Hotend calibration is performed similarly to the calibration of the 3D printer bed:

1. In the Marlin firmware, the PIDTEMPBED parameter in the "Firmware" section on the "Bed" tab is activated.
2. The hotend is moved to the center of the bed and the fan is turned on.
3. In the printer terminal, give the command M303 E-# ST C№, where # is the ordinal number of the hotend (if there is only one, then put the number 0); T is the most frequently used printing temperature; № is the number of repetitions of the testing process (from 3 to 7). As a result, the filled command will look like this: M303 Е-0 S240 C7.
4. After the test is completed, the printer will display a message on the screen with the three necessary input signal values (Kp, Ki, Kd):

• #define DEFAULT_bedKp 10,71;
• #define DEFAULT_bedKi 0,61;
• #define DEFAULT_bedKd 47,22.

1. The three obtained numbers are saved in EEPROM or entered into the Marlin firmware. In the first case, you must give two commands in the printer terminal: M502 and M500, in the second case — in the "Firmware" section, in the Configuration.h file, enter the values in the following form:

• #define DEFAULT_Kp 10,71;
• #define DEFAULT_Ki 0,61;
• #define DEFAULT_Kd 47,22.

Calibration boat

A calibration boat is an STL file of complex structure used to check the correctness of the calibration process.

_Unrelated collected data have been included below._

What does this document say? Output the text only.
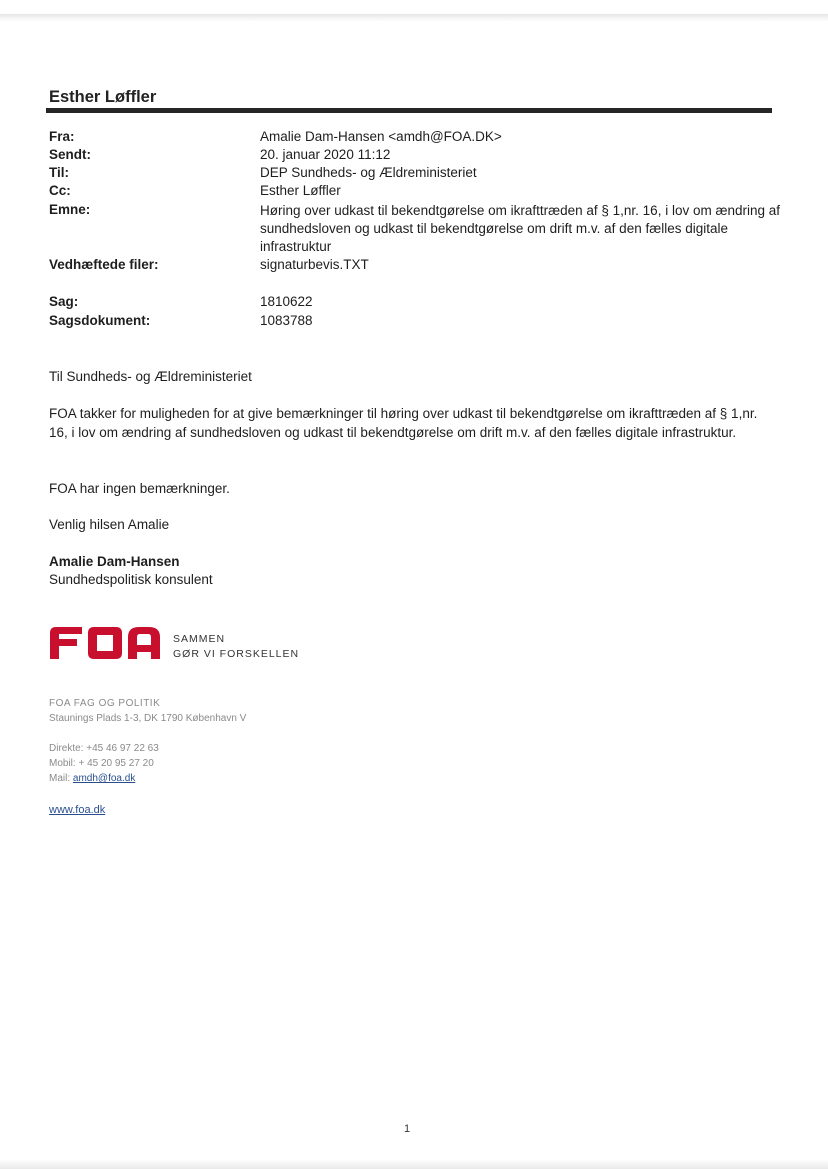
Esther Løffler
Fra:	Amalie Dam-Hansen <amdh@FOA.DK>
Sendt:	20. januar 2020 11:12
Til:	DEP Sundheds- og Ældreministeriet
Cc:	Esther Løffler
Emne:	Høring over udkast til bekendtgørelse om ikrafttræden af § 1,nr. 16, i lov om ændring af sundhedsloven og udkast til bekendtgørelse om drift m.v. af den fælles digitale infrastruktur
Vedhæftede filer:	signaturbevis.TXT
Sag:	1810622
Sagsdokument:	1083788
Til Sundheds- og Ældreministeriet
FOA takker for muligheden for at give bemærkninger til høring over udkast til bekendtgørelse om ikrafttræden af § 1,nr. 16, i lov om ændring af sundhedsloven og udkast til bekendtgørelse om drift m.v. af den fælles digitale infrastruktur.
FOA har ingen bemærkninger.
Venlig hilsen Amalie
Amalie Dam-Hansen
Sundhedspolitisk konsulent
FOA
SAMMEN
GØR VI FORSKELLEN
FOA FAG OG POLITIK
Staunings Plads 1-3, DK 1790 København V
Direkte: +45 46 97 22 63
Mobil: + 45 20 95 27 20
Mail: amdh@foa.dk
www.foa.dk
1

This product contains a large number of openings of different shapes and diameters, as well as overhangs at various angles. Thanks to such a complex structure of the boat, the user can see how accurately the calibration was performed and how accurately the printer transmitted the sizes and shape of the object.

Errors and ways to avoid them

Here are the most common errors made by users during the calibration of the 3D printer:

1. Resetting calibration settings when restarting the printer. The problem arises because the changes were not saved in the EEPROM. Therefore, after entering the data, it is necessary to simply save them by running the G-code M500.
2. Printing defects after calibration. Correctly performed adjustment, on the contrary, should not allow printing defects to occur. And this means that the process was not carried out correctly. Here are some reasons that could have spoiled the calibration process:

• Placing the printer on an uneven surface.
• Incorrect assembly of the Y or E axis.
• Blocking the movement of the X, Y and Z axes. To prevent this, go to the Settings menu on the Move axis tab and move all axes in different directions to make sure nothing is obstructing their movement.
• Incorrect placement of the P.I.N.D.A. sensor. For correct calibration, it should be in the Auto home position, i.e. positioned in the center of the lower left calibration point. Also, it is important to position the sensor 1 mm above the tip of the nozzle.
• Insufficient belt tension. For proper calibration, the belts must be tightly tensioned. This parameter can be checked in the printer menu on the Belt Status tab. It should be in the range of 200–280.

What will happen if the 3D printer is not calibrated?

An uncalibrated 3D printer has significant deviations of the bed from the specified level, as well as varying distances between the extruder nozzle and the print bed at different points. Such discrepancies can lead to deformation of the print during printing, clogging of the extruder, and possible printer damage.

To prevent problems in the operation of the 3D printer and ensure the printing of quality products, it is important for the user to regularly calibrate the printer. Moreover, most modern models are equipped with detailed instructions that allow the process to be carried out effectively. However, it is important to remember that calibration is a time-consuming procedure and needs to be conducted carefully and regularly. Only in this case will the stable operation of the printer be ensured.